If there have been errors in the application of the law, there are systems of petition for specific circumstances to be reconsidered and, if appropriate, for the fines to be withdrawn.

But a blanket exemption like this – nay, a universally applied reversal of a law deemed essential last week – puts into question the very need of having laws at all.

Robert Abela will tell himself this is an exaggeration; the backlash he got yesterday, he will imagine, is the product of the conspiring by nasty Nationalists. Or he will tell himself that the silent majority is applauding him.

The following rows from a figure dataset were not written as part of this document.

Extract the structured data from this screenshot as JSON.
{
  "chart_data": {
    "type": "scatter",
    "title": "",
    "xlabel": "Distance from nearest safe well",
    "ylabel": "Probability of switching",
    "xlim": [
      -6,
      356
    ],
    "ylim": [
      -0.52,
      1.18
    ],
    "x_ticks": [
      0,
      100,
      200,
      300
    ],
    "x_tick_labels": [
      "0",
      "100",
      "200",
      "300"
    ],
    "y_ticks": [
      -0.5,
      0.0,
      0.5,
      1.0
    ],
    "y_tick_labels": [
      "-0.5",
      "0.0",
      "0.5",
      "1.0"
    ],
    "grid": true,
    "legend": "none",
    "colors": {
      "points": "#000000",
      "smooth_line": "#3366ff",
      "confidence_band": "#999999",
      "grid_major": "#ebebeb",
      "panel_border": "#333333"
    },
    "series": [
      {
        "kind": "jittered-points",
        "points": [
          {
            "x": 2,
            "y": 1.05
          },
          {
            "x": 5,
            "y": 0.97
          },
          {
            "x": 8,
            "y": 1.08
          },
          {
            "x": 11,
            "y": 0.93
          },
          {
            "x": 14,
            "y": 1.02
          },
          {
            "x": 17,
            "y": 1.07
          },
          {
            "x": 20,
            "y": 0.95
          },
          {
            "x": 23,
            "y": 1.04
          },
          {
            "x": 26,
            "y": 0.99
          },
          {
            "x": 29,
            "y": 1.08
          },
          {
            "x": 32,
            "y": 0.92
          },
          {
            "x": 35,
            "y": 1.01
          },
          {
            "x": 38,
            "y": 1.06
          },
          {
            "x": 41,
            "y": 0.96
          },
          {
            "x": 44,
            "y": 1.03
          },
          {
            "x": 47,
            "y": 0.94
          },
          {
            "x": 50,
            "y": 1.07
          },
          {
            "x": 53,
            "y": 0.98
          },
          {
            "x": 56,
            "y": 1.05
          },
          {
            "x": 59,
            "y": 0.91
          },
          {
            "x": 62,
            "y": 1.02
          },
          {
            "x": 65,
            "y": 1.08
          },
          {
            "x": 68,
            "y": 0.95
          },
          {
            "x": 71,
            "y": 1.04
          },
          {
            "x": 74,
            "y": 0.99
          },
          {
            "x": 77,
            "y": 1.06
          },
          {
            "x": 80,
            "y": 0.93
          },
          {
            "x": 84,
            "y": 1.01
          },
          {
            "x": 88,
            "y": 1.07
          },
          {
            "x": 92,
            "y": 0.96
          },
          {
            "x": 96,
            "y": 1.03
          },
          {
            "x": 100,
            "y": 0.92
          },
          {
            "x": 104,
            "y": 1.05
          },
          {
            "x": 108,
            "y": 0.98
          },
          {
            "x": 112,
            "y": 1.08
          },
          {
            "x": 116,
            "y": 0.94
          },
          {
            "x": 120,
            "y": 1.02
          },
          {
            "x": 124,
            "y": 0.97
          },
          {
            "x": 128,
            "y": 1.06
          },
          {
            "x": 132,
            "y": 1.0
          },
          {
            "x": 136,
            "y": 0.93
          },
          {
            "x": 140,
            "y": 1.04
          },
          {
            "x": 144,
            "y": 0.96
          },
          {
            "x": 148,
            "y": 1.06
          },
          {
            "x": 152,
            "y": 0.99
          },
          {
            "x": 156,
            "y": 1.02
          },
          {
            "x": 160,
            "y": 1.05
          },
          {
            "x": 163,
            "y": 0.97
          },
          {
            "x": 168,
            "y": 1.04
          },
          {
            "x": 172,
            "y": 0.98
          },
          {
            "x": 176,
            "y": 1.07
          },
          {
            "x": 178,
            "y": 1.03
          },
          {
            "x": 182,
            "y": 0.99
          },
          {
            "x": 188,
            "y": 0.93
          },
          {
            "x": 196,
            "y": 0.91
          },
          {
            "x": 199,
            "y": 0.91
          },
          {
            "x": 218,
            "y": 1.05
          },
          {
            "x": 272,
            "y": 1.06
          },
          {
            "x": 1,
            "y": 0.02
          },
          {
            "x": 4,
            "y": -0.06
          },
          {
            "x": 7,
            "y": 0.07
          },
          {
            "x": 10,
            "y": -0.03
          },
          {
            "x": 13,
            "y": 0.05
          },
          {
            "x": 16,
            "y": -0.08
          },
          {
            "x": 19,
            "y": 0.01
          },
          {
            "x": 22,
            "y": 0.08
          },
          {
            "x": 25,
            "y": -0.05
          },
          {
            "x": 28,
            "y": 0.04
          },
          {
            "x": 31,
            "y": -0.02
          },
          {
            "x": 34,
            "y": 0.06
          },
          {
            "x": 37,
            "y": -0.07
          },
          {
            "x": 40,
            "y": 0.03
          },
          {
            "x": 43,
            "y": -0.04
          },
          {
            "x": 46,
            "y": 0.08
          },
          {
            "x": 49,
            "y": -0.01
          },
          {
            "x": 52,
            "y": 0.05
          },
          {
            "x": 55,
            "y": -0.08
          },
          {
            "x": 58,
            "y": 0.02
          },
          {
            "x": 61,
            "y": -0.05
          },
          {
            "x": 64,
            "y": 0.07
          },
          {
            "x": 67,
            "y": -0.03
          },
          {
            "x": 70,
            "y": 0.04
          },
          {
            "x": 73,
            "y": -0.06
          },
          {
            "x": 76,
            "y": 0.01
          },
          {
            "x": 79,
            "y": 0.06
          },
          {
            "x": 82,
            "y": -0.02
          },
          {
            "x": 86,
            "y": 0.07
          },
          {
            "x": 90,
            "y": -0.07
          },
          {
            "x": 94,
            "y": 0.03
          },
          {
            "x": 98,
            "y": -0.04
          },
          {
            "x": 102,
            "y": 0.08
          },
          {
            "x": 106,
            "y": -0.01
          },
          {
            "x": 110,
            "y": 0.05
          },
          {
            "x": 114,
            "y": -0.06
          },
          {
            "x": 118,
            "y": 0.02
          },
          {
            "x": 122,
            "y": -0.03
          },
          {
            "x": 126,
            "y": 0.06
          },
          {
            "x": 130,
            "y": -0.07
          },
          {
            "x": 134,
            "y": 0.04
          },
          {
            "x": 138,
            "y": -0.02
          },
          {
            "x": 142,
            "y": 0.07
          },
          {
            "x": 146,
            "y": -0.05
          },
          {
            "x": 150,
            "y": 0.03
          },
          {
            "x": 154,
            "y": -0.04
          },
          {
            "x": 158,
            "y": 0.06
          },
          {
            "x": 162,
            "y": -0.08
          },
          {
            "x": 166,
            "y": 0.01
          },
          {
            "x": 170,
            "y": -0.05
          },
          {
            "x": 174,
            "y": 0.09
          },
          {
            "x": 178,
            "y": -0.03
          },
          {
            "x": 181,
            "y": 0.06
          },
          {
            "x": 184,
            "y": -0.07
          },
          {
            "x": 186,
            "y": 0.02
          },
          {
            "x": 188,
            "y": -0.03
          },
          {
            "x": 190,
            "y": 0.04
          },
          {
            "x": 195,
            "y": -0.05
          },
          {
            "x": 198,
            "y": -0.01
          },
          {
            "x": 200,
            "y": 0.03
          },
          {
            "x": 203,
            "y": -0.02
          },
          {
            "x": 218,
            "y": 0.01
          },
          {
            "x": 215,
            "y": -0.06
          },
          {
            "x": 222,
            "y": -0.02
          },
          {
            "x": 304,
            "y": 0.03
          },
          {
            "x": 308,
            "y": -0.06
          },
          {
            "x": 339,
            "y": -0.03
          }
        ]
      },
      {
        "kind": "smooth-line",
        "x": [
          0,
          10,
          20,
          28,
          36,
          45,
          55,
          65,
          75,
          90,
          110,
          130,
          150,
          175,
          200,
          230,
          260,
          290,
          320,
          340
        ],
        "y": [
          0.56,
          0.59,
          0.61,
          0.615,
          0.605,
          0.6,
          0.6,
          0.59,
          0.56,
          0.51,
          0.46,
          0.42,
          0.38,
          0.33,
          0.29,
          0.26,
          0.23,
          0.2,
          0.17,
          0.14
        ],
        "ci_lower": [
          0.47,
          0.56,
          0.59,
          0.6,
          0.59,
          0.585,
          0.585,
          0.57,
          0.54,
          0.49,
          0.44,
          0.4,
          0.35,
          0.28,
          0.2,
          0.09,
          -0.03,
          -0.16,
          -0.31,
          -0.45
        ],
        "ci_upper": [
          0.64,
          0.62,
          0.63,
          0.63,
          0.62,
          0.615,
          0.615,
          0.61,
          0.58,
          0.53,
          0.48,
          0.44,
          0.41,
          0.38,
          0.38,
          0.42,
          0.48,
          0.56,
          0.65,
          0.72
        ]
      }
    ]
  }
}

The fact is the silent majority stuck to the rules and whether out of fear of penalties or out of a sense of self-preservation or out of a sense of duty to family and community, most people did not get fined and will benefit nothing from the prime minister’s generosity.

But that silent majority has just been told the government is regretting having protected it from the rogue minority who could not care less about their neighbour’s health. Public health officials delivered on their duty to establish guidelines, promote them and design laws to enforce them. Police officials braved all the risks to make those laws work. They did that on our behalf. And Robert Abela has just thrown it all away.